Hadoop
Hadoop is associate degree open supply project of the Apache foundation, it's a framework written in Java, originally developed by Doug Cutting in 2005, it was created to support distribution for Nutch, the text program. Hadoop uses Google's Map scale back and Google classification system Technologies as its foundation. Some of the major features of Hadoop are given below:
1. Hadoop Is Easily Scalable, what that means is new nodes can easily be added to the existing data, which makes it ideal to be used in open source projects.
2. Hadoop Is Fault Tolerant, it gets this reputation as the data is stored up in HDFS where the data is automatically gets replicated to other places.
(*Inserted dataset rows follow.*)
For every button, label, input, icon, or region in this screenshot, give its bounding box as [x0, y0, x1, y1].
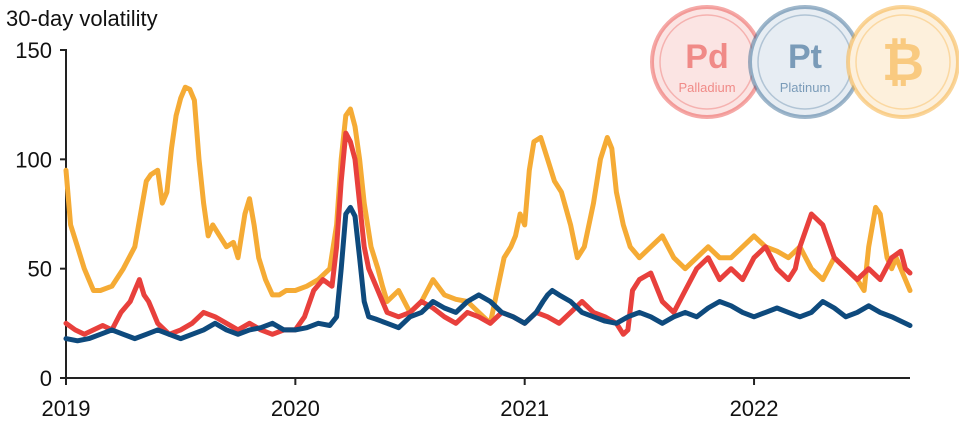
series-line-1	[63, 130, 913, 337]
y-tick-label: 100	[15, 147, 52, 172]
x-tick-label: 2019	[42, 396, 91, 421]
bitcoin-badge-ring	[846, 5, 959, 119]
legend-item-bitcoin: ₿	[846, 5, 959, 119]
palladium-symbol: Pd	[685, 38, 728, 76]
bitcoin-badge-inner	[855, 14, 951, 110]
y-axis-title: 30-day volatility	[6, 6, 158, 31]
platinum-label: Platinum	[780, 80, 831, 95]
y-tick-label: 0	[40, 366, 52, 391]
series-line-2	[63, 204, 913, 344]
x-tick-label: 2020	[271, 396, 320, 421]
x-tick-label: 2021	[500, 396, 549, 421]
legend-item-platinum: Pt Platinum	[748, 5, 862, 119]
platinum-symbol: Pt	[788, 38, 822, 76]
legend-item-palladium: Pd Palladium	[650, 5, 764, 119]
y-tick-label: 150	[15, 38, 52, 63]
bitcoin-icon: ₿	[882, 34, 924, 92]
y-tick-label: 50	[28, 257, 52, 282]
series-lines	[63, 84, 913, 344]
x-tick-label: 2022	[730, 396, 779, 421]
palladium-label: Palladium	[678, 80, 735, 95]
series-line-0	[63, 84, 913, 326]
legend: Pd Palladium Pt Platinum ₿	[650, 5, 959, 119]
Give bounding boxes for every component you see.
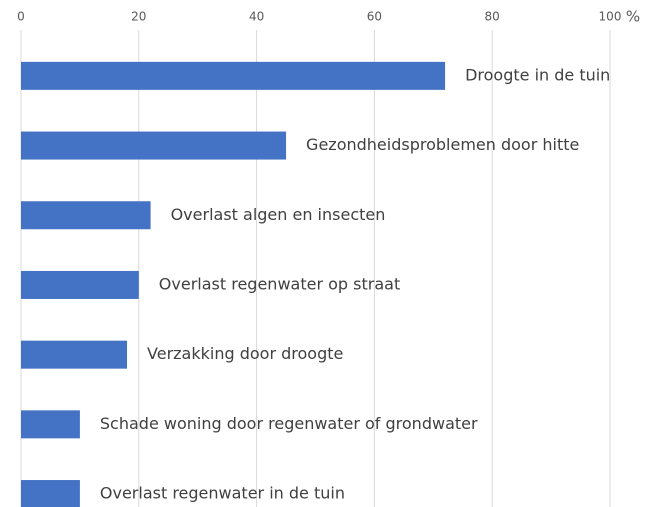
category-label: Overlast regenwater op straat (159, 274, 400, 293)
bar (21, 410, 80, 439)
category-label: Verzakking door droogte (147, 344, 343, 363)
bar (21, 131, 287, 160)
category-label: Droogte in de tuin (465, 65, 610, 84)
category-label: Overlast algen en insecten (171, 205, 386, 224)
x-tick-label: 0 (17, 10, 25, 24)
x-tick-label: 60 (367, 10, 382, 24)
bar (21, 270, 139, 299)
x-tick-label: 20 (131, 10, 146, 24)
bar (21, 340, 128, 369)
category-label: Gezondheidsproblemen door hitte (306, 135, 579, 154)
bar (21, 61, 446, 90)
bar (21, 201, 151, 230)
x-axis-label: % (626, 8, 640, 26)
category-label: Overlast regenwater in de tuin (100, 484, 345, 503)
x-tick-label: 100 (599, 10, 622, 24)
x-tick-label: 80 (485, 10, 500, 24)
bar (21, 480, 80, 507)
x-tick-label: 40 (249, 10, 264, 24)
category-label: Schade woning door regenwater of grondwa… (100, 414, 478, 433)
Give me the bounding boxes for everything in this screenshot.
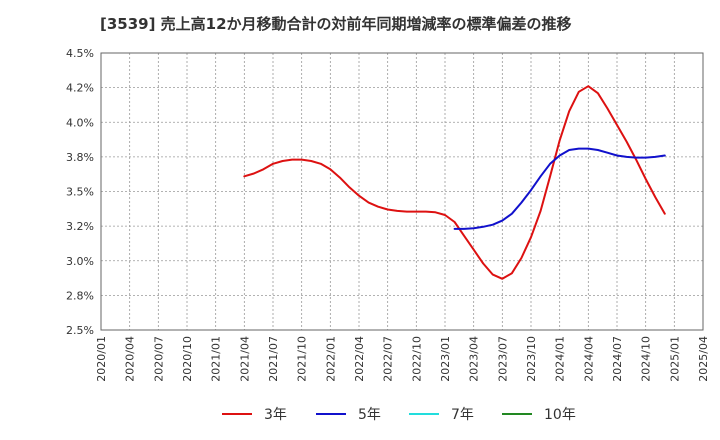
x-tick-label: 2023/07 — [496, 336, 509, 382]
y-tick-label: 3.5% — [66, 186, 94, 199]
x-tick-label: 2020/04 — [124, 336, 137, 382]
legend-label: 10年 — [544, 407, 576, 423]
plot-frame — [100, 52, 704, 331]
x-tick-label: 2024/04 — [582, 336, 595, 382]
x-tick-label: 2024/01 — [554, 336, 567, 382]
x-tick-label: 2024/10 — [640, 336, 653, 382]
legend: 3年 5年 7年 10年 — [222, 407, 576, 423]
x-tick-label: 2023/01 — [439, 336, 452, 382]
y-axis-ticks: 2.5% 2.8% 3.0% 3.2% 3.5% 3.8% 4.0% 4.2% 4.5% — [66, 47, 94, 337]
series-line-2 — [453, 147, 666, 230]
x-tick-label: 2021/04 — [238, 336, 251, 382]
y-tick-label: 4.0% — [66, 116, 94, 129]
y-tick-label: 4.2% — [66, 82, 94, 95]
x-tick-label: 2023/10 — [525, 336, 538, 382]
x-tick-label: 2024/07 — [611, 336, 624, 382]
x-tick-label: 2022/07 — [382, 336, 395, 382]
x-tick-label: 2020/10 — [181, 336, 194, 382]
legend-label: 3年 — [264, 407, 287, 423]
y-tick-label: 2.5% — [66, 324, 94, 337]
chart-title: [3539] 売上高12か月移動合計の対前年同期増減率の標準偏差の推移 — [100, 15, 572, 33]
x-tick-label: 2020/07 — [152, 336, 165, 382]
x-tick-label: 2022/04 — [353, 336, 366, 382]
y-tick-label: 3.8% — [66, 151, 94, 164]
x-axis-ticks: 2020/01 2020/04 2020/07 2020/10 2021/01 2021/… — [95, 336, 710, 382]
x-tick-label: 2021/10 — [296, 336, 309, 382]
y-tick-label: 4.5% — [66, 47, 94, 60]
legend-label: 7年 — [451, 407, 474, 423]
x-tick-label: 2023/04 — [468, 336, 481, 382]
series-lines — [243, 85, 666, 280]
x-tick-label: 2022/10 — [410, 336, 423, 382]
y-tick-label: 2.8% — [66, 289, 94, 302]
grid — [101, 53, 703, 330]
x-tick-label: 2025/01 — [668, 336, 681, 382]
x-tick-label: 2025/04 — [697, 336, 710, 382]
y-tick-label: 3.0% — [66, 255, 94, 268]
y-tick-label: 3.2% — [66, 220, 94, 233]
x-tick-label: 2021/07 — [267, 336, 280, 382]
series-line-1 — [243, 85, 666, 280]
x-tick-label: 2021/01 — [210, 336, 223, 382]
legend-label: 5年 — [358, 407, 381, 423]
x-tick-label: 2022/01 — [324, 336, 337, 382]
x-tick-label: 2020/01 — [95, 336, 108, 382]
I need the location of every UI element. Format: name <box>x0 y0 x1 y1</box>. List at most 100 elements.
3. It is great at faster data processing, which is attributable to its ability to try and do multiprocessing, hadoop will perform batch processes ten times quicker than on one thread server or on the mainframe.
Hadoop generates value edges by bringing parallel computing to the servers, leading to a considerable reduction within the value per TB of storage, that successively makes it cheap to model all of the information.
Hadoop scheme
Following are elements of Hadoop :
HDFS: Hadoop Distributed file system. It merely stores information files as close to original form of the that file.
HBase: It's Hadoop's database, it supports structured information storage for big tables.
Hive: It allows analysis of huge datasets employing a language like commonplace ANSI SQL, which means that anyone familiar with SQL ought to be ready to access information on a Hadoop cluster.
Pig: It's a simple to grasp information flow language. It helps with analysis of huge datasets that is kind of the order with Hadoop.